Racing history is littered with apparent breakthrough moments that turned out to be as good as it ever got, but two years on from the afternoon at Ascot that made her name, Hollie Doyle can rest assured that Champions Day 2020 was only the start.
Well, not rest, exactly. “It’s weird how your goalposts change,” she said at Leicester racecourse on Tuesday, in the brief gap between her 957th and 958th rides of 2022. “When you’re young, you say: ‘I’ll be satisfied once I’ve ridden out my [apprentice’s] claim’. And once you’ve done that, you think: ‘I’ll be happy when I’ve ridden a Group winner’. But you’re still not happy, you want to ride 10. Your goalposts constantly change, and I think that’s the athlete’s mindset.”

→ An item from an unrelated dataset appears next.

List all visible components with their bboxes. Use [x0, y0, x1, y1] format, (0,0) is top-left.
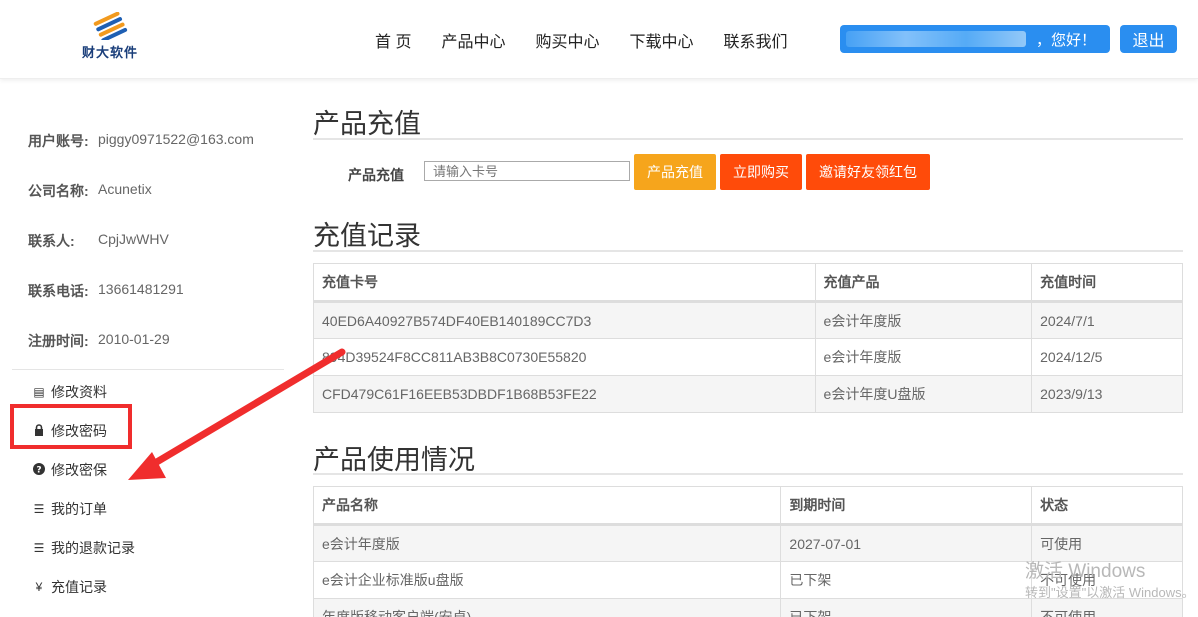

Doyle rode two of the six winners on Champions Day two years ago including her first Group One success thanks to a fine tactical ride on Glen Shiel in the Sprint. Her then boyfriend, now husband, Tom Marquand, also had two wins, which ensured a very happy drive back to their Hungerford home with two-thirds of the riders’ spoils from Britain’s most valuable day at the races.
Doyle has since added four more victories at the highest level to her record, including a Classic – the Prix de Diane, or French Oaks – among three so far in 2022. She is also leading a tight race for second place behind William Buick in the Flat jockeys’ championship, and long odds-on to finish in the top three in the title race – which runs from early May until Champions Day – for the first time.
Although she insists that “we’re both focused on riding big-race winners and we wouldn’t be checking each other’s stats really”, a second-place finish would put her in front of Marquand in the championship for the first time, too. “Wind back 10 years,” she admits. “I never thought I’d be riding more winners than Tom. It’s crazy.”
The old warrior Trueshan, one of Doyle’s Ascot winners in 2020 and again last year in the Champions Long Distance Cup, is the likely favourite to gain a third straight success on Saturday and will remain in training next year along with Nashwa, her French Oaks winner, providing a solid foundation for her search for more Group One success.
The British Flat season will begin to wind down after Saturday’s £4m card, but for Doyle, the best of 2022 may be yet to come. Nashwa is a potential runner at the Breeders’ Cup meeting in Kentucky in early November and shortly after that, she and Marquand will head in the opposite direction to start two-month contracts riding in Japan.
It promises to be a fascinating experience for Doyle in particular, as riding on Japan’s immensely valuable and competitive main circuit is, for the moment at least, an almost exclusively male preserve. The gender balance at the top of Japanese racing resembles that in Britain 20 years ago, before Hayley Turner began to work her way through the ranks.
Nanako Fujita is currently the only senior female rider on the Japan Racing Association circuit, which covers the country’s 10 major tracks. When she took out a licence in 2016, she was the first woman to do so in 16 years. “It’s going to be an experience but I’m not going there for a holiday, I want to try to ride winners and made a good name for myself,” Doyle says.
“If there’s maybe girls that want to ride there, hopefully it might inspire a few others to get into it and maybe change a few mindsets, if there are any trainers like that.
“I suppose everywhere moves at different rates and through natural progression. Luckily in the UK, things have moved pretty rapidly since Hayley Turner and Cathy Gannon and maybe it needs someone like Nanako to kick things open so others follow in her footsteps. But you can’t force something if it’s not there, I don’t know if there are many girls wanting to be jockeys out there, but I’ll find out.”
The celebrity status of successful jockeys in Japan could also be a shock to the system – “I don’t want to be recognised really,” the 26-year-old says, “and I like to keep it that way” – and so too the “Jockey Jail” which keeps riders sequestered away from the internet and their mobiles the night before a meeting.
But there should be serious opportunities to make history too, as no female jockey has ever won at Grade Two level in Japan, never mind in a Grade One. And the experience will surely add a further edge to Doyle’s ability as she attempts to give Buick – and perhaps the returning former champion, Oisin Murphy – a race in the championship next year.
“William’s got the best job in the country [with champion trainer, Charlie Appleby] and it’s going to be a hard gap for anyone to bridge,” she says. “He was out and away early and I don’t think anyone was going to catch him and all credit to him, he’s a top jockey and the ultimate athlete. But I always launch myself into every year and I’d love to win it one day.”